Similar sentiments were wheeled out when it came to discussing American withdrawal from Iraq. Guardian commentators talked of the war to remove the Hussein regime as if it were nothing more than a display of brute force that had backfired and mused, almost gleefully, that this could now make way for Chinese supremacy.

Quite why Western ‘liberals’ would hail the ascendancy of a country with an authoritarian government, a shocking human rights record and a dubious portfolio of neo-colonial activities in Africa is unclear, to say the least. Though, true to form, in his Guardian article on withdrawal from Iraq, Galloway indulged his renowned love of tyrants and quoted directly from Chairman Mao.

 

More recently Guardianistas have turned their attention to Iran. Naturally, American policy, designed to thwart Iranian nuclear ambitions, has come in for heavy criticism and The Guardian has made no secret of who they blame: America’s Israel lobby.

They would have us believe that Israel is about to push the US into another war on its behalf and both Seamus Milne and Simon Jenkins have written extensively on the Israel connection. Indeed, while Jenkins blamed the alleged power that the Israel lobby supposedly has over the White House, Henry Porter went further still and claimed that American ‘politicians live in fear of offending the Jewish vote’; a quite ridiculous statement when it is remembered that barely two percent of Americans are Jewish.

Yet this only demonstrates the extent of an anti-American/anti-Israel worldview that appears chillingly reminiscent of Islamist talk of the Great Satan/Little Satan dichotomy.

While talk of American war crimes and imperialism has become part of the scenery in The Guardian’s discussion of international relations, it is not only in the realm of foreign affairs that this hostility is so unmissably clear. Everything from Thanksgiving Day celebrations to the American criminal justice system are taken as opportunity for condemnation. But of all domestic issues nothing provokes denunciation quite like American religion and American business.

While the theocracies of the Middle East are dismissed and apologised for, American evangelicals are at once mocked and demonised. Naturally, supporters of the Wall Street occupiers have also been given ample space from which to expound on their hatred of the free market. Time and again, Guardian writers have depicted American society as utterly uncompassionate and deeply fractured by social inequality and racial discrimination.

It should be obvious that such hostility cannot derive from America’s actions on the world stage alone. Although even if it were the case that American intervention was the sole cause of this phenomenon we would still be left with the question of how Westerners could be so furiously hostile to the overthrow of dictatorships and attempts to establish democracy in their wake.

It is as if the opposition is to the very notion that the US should extend its influence in the world and that the American version of society should be allowed to spread. Better that Iraqis should indefinitely live and die under a Baathist regime than for America to be strong and risk that Iraqis might one day embrace, and be lost in, the crass commercialism and meaningless individualism of America. Never mind the threat that such regimes might pose to our own security.

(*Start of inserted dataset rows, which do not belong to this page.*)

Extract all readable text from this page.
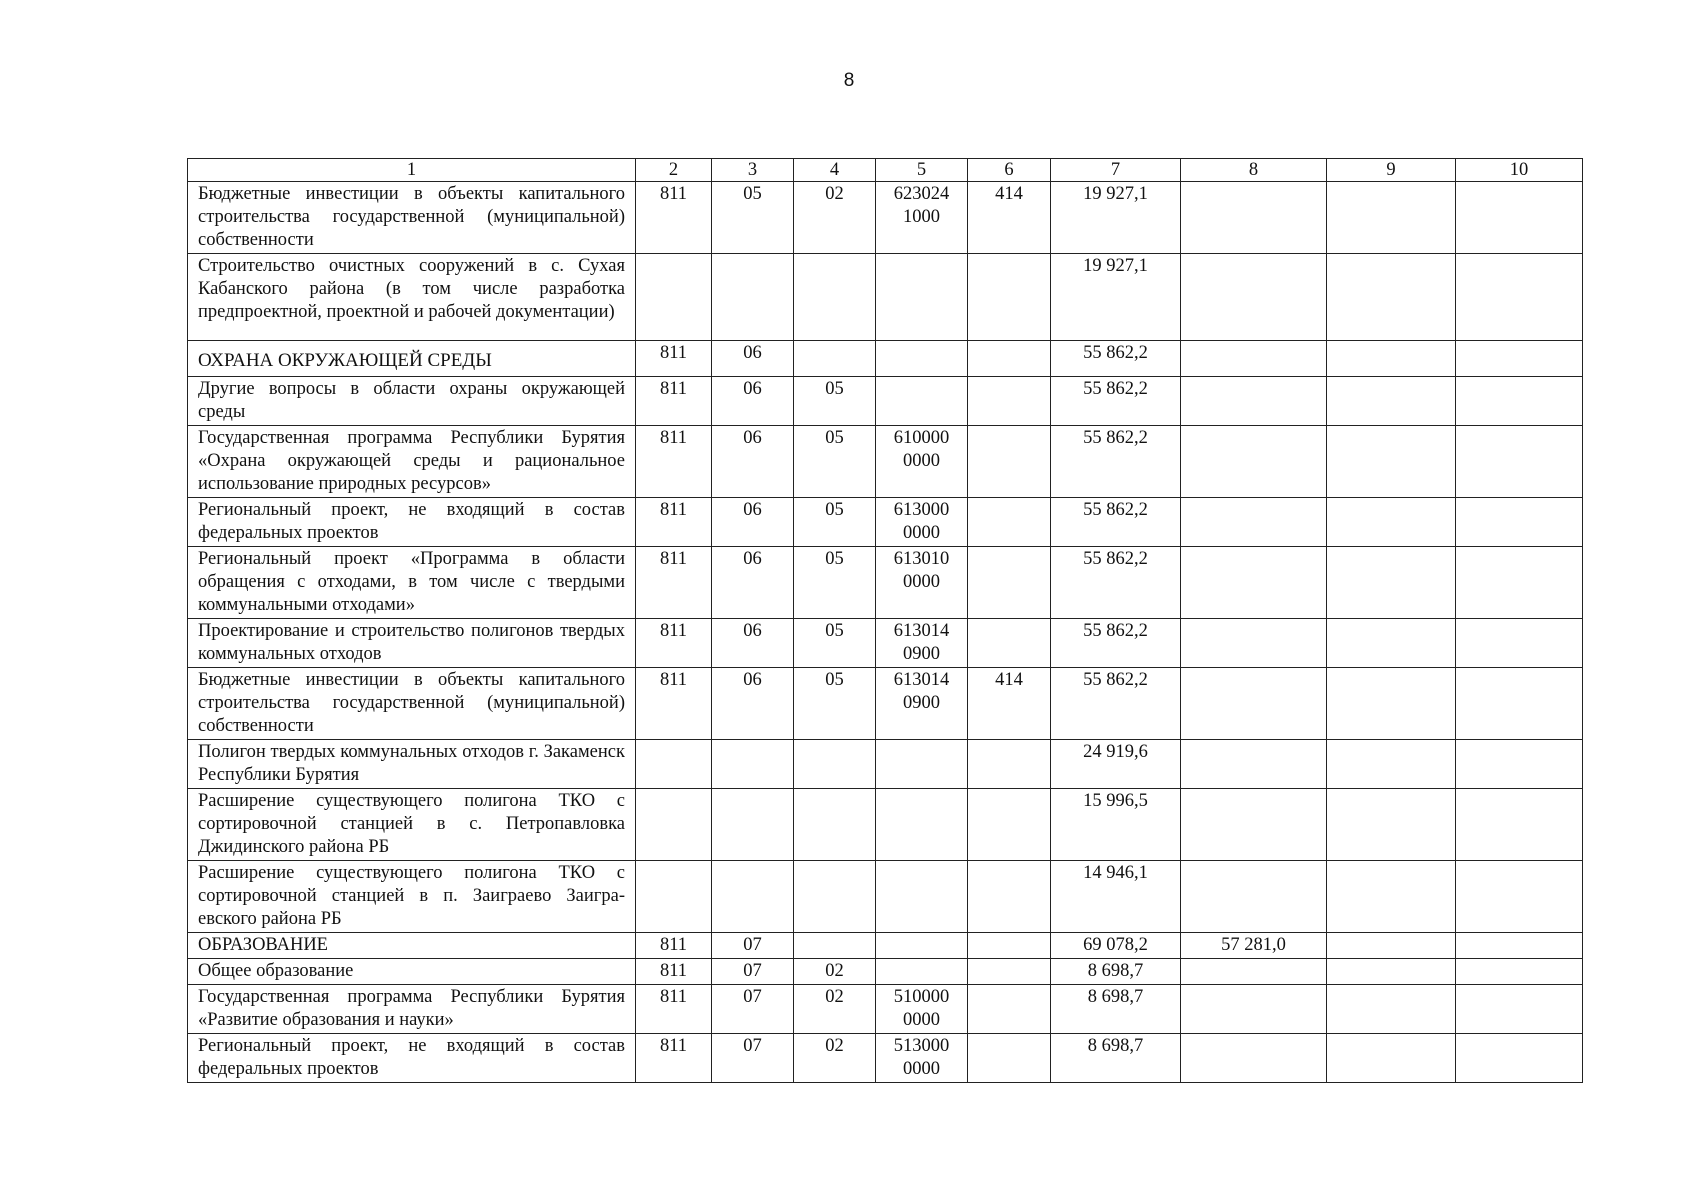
8
1	2	3	4	5	6	7	8	9	10
Бюджетные инвестиции в объекты капитального строительства государственной (муниципальной) собственности	811	05	02	623024 1000	414	19 927,1			
Строительство очистных сооружений в с. Сухая Кабанского района (в том числе разработка предпроектной, проектной и рабочей документации)						19 927,1			
ОХРАНА ОКРУЖАЮЩЕЙ СРЕДЫ	811	06				55 862,2			
Другие вопросы в области охраны окружающей среды	811	06	05			55 862,2			
Государственная программа Республики Бурятия «Охрана окружающей среды и рациональное использование природных ресурсов»	811	06	05	610000 0000		55 862,2			
Региональный проект, не входящий в состав федеральных проектов	811	06	05	613000 0000		55 862,2			
Региональный проект «Программа в области обращения с отходами, в том числе с твердыми коммунальными отходами»	811	06	05	613010 0000		55 862,2			
Проектирование и строительство полигонов твердых коммунальных отходов	811	06	05	613014 0900		55 862,2			
Бюджетные инвестиции в объекты капитального строительства государственной (муниципальной) собственности	811	06	05	613014 0900	414	55 862,2			
Полигон твердых коммунальных отходов г. Закаменск Республики Бурятия						24 919,6			
Расширение существующего полигона ТКО с сортировочной станцией в с. Петропавловка Джидинского района РБ						15 996,5			
Расширение существующего полигона ТКО с сортировочной станцией в п. Заиграево Заиграевского района РБ						14 946,1			
ОБРАЗОВАНИЕ	811	07				69 078,2	57 281,0		
Общее образование	811	07	02			8 698,7			
Государственная программа Республики Бурятия «Развитие образования и науки»	811	07	02	510000 0000		8 698,7			
Региональный проект, не входящий в состав федеральных проектов	811	07	02	513000 0000		8 698,7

Indeed, it was America’s revolution that concerned itself with the liberty of the individual and even property rights; it was the European revolutions, such as those of France and Russia that promoted engineering the improvement of the collective and idealised material equality.

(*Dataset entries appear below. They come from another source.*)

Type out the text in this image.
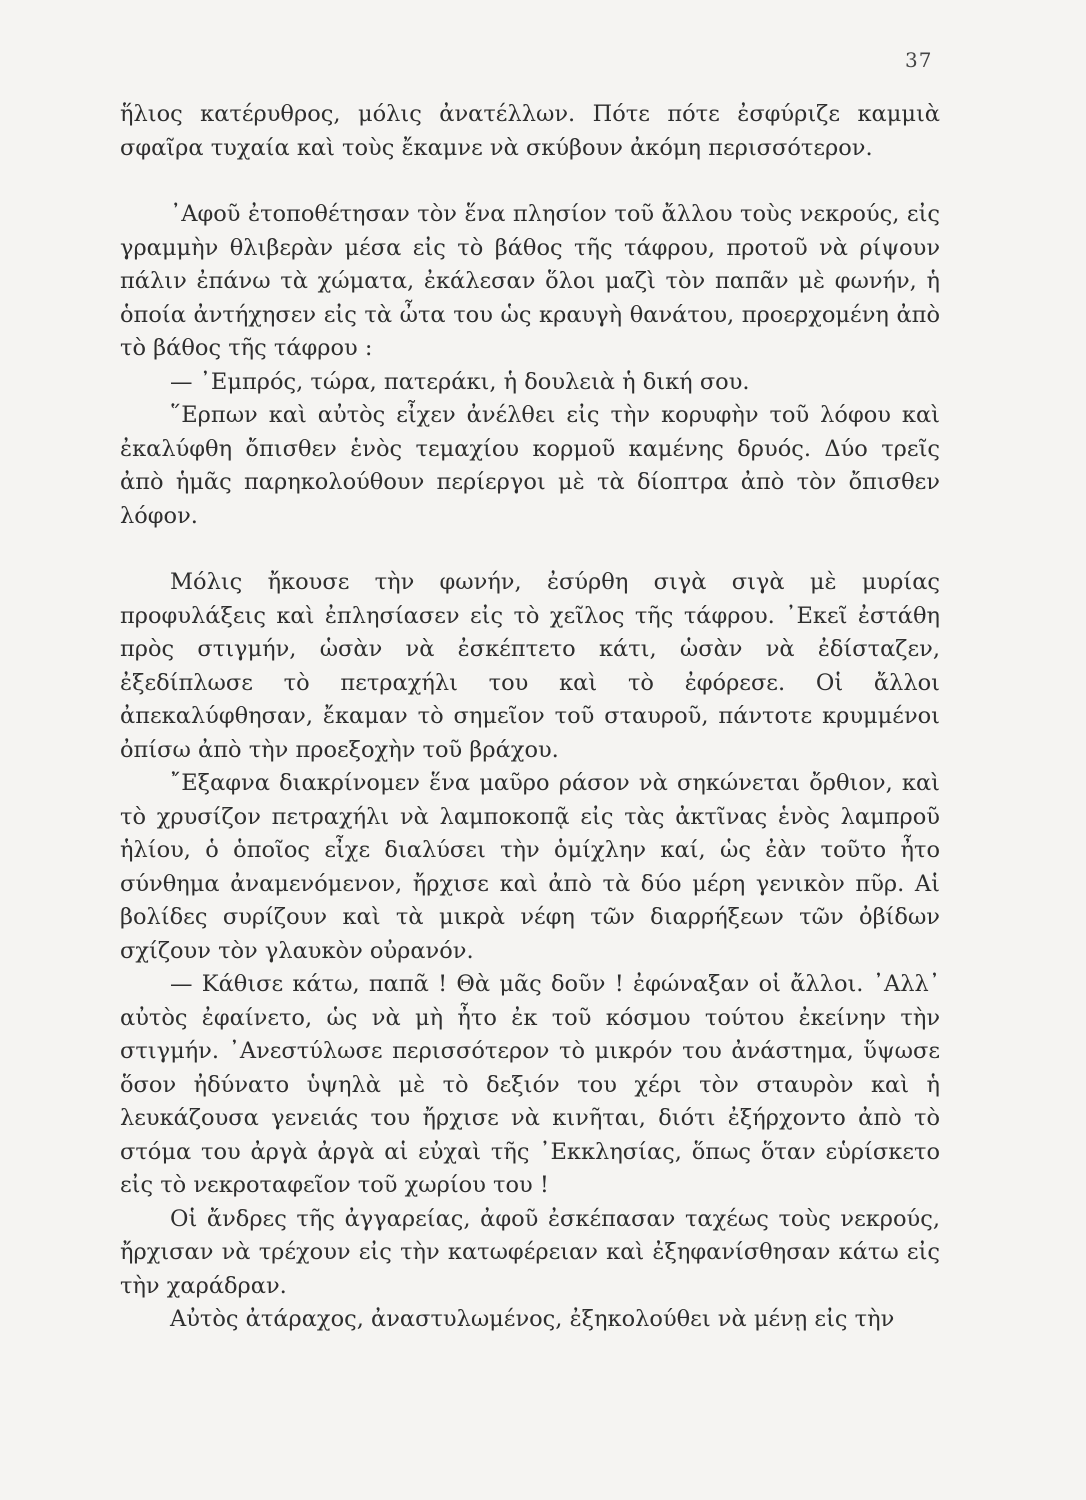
37

ἥλιος κατέρυθρος, μόλις ἀνατέλλων. Πότε πότε ἐσφύριζε καμμιὰ σφαῖρα τυχαία καὶ τοὺς ἔκαμνε νὰ σκύβουν ἀκόμη περισσότερον.

᾿Αφοῦ ἐτοποθέτησαν τὸν ἕνα πλησίον τοῦ ἄλλου τοὺς νεκρούς, εἰς γραμμὴν θλιβερὰν μέσα εἰς τὸ βάθος τῆς τάφρου, προτοῦ νὰ ρίψουν πάλιν ἐπάνω τὰ χώματα, ἐκάλεσαν ὅλοι μαζὶ τὸν παπᾶν μὲ φωνήν, ἡ ὁποία ἀντήχησεν εἰς τὰ ὦτα του ὡς κραυγὴ θανάτου, προερχομένη ἀπὸ τὸ βάθος τῆς τάφρου :

— ᾿Εμπρός, τώρα, πατεράκι, ἡ δουλειὰ ἡ δική σου.

῞Ερπων καὶ αὐτὸς εἶχεν ἀνέλθει εἰς τὴν κορυφὴν τοῦ λόφου καὶ ἐκαλύφθη ὄπισθεν ἑνὸς τεμαχίου κορμοῦ καμένης δρυός. Δύο τρεῖς ἀπὸ ἡμᾶς παρηκολούθουν περίεργοι μὲ τὰ δίοπτρα ἀπὸ τὸν ὄπισθεν λόφον.

Μόλις ἤκουσε τὴν φωνήν, ἐσύρθη σιγὰ σιγὰ μὲ μυρίας προφυλάξεις καὶ ἐπλησίασεν εἰς τὸ χεῖλος τῆς τάφρου. ᾿Εκεῖ ἐστάθη πρὸς στιγμήν, ὡσὰν νὰ ἐσκέπτετο κάτι, ὡσὰν νὰ ἐδίσταζεν, ἐξεδίπλωσε τὸ πετραχήλι του καὶ τὸ ἐφόρεσε. Οἱ ἄλλοι ἀπεκαλύφθησαν, ἔκαμαν τὸ σημεῖον τοῦ σταυροῦ, πάντοτε κρυμμένοι ὀπίσω ἀπὸ τὴν προεξοχὴν τοῦ βράχου.

῎Εξαφνα διακρίνομεν ἕνα μαῦρο ράσον νὰ σηκώνεται ὄρθιον, καὶ τὸ χρυσίζον πετραχήλι νὰ λαμποκοπᾷ εἰς τὰς ἀκτῖνας ἑνὸς λαμπροῦ ἡλίου, ὁ ὁποῖος εἶχε διαλύσει τὴν ὁμίχλην καί, ὡς ἐὰν τοῦτο ἦτο σύνθημα ἀναμενόμενον, ἤρχισε καὶ ἀπὸ τὰ δύο μέρη γενικὸν πῦρ. Αἱ βολίδες συρίζουν καὶ τὰ μικρὰ νέφη τῶν διαρρήξεων τῶν ὀβίδων σχίζουν τὸν γλαυκὸν οὐρανόν.

— Κάθισε κάτω, παπᾶ ! Θὰ μᾶς δοῦν ! ἐφώναξαν οἱ ἄλλοι. ᾿Αλλ᾿ αὐτὸς ἐφαίνετο, ὡς νὰ μὴ ἦτο ἐκ τοῦ κόσμου τούτου ἐκείνην τὴν στιγμήν. ᾿Ανεστύλωσε περισσότερον τὸ μικρόν του ἀνάστημα, ὕψωσε ὅσον ἠδύνατο ὑψηλὰ μὲ τὸ δεξιόν του χέρι τὸν σταυρὸν καὶ ἡ λευκάζουσα γενειάς του ἤρχισε νὰ κινῆται, διότι ἐξήρχοντο ἀπὸ τὸ στόμα του ἀργὰ ἀργὰ αἱ εὐχαὶ τῆς ᾿Εκκλησίας, ὅπως ὅταν εὑρίσκετο εἰς τὸ νεκροταφεῖον τοῦ χωρίου του !

Οἱ ἄνδρες τῆς ἀγγαρείας, ἀφοῦ ἐσκέπασαν ταχέως τοὺς νεκρούς, ἤρχισαν νὰ τρέχουν εἰς τὴν κατωφέρειαν καὶ ἐξηφανίσθησαν κάτω εἰς τὴν χαράδραν.

Αὐτὸς ἀτάραχος, ἀναστυλωμένος, ἐξηκολούθει νὰ μένῃ εἰς τὴν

Quite simply the modern-day, anti-Americanism of ‘liberals’ as exemplified in The Guardian comes down to a clash of world views that fundamentally rejects the values on which American society is founded. Yet this relentless intellectual opposition has increasingly been taking on a disproportionate and alarmingly ugly tone

Tom Wilson is a political analyst and a doctoral student at University College London.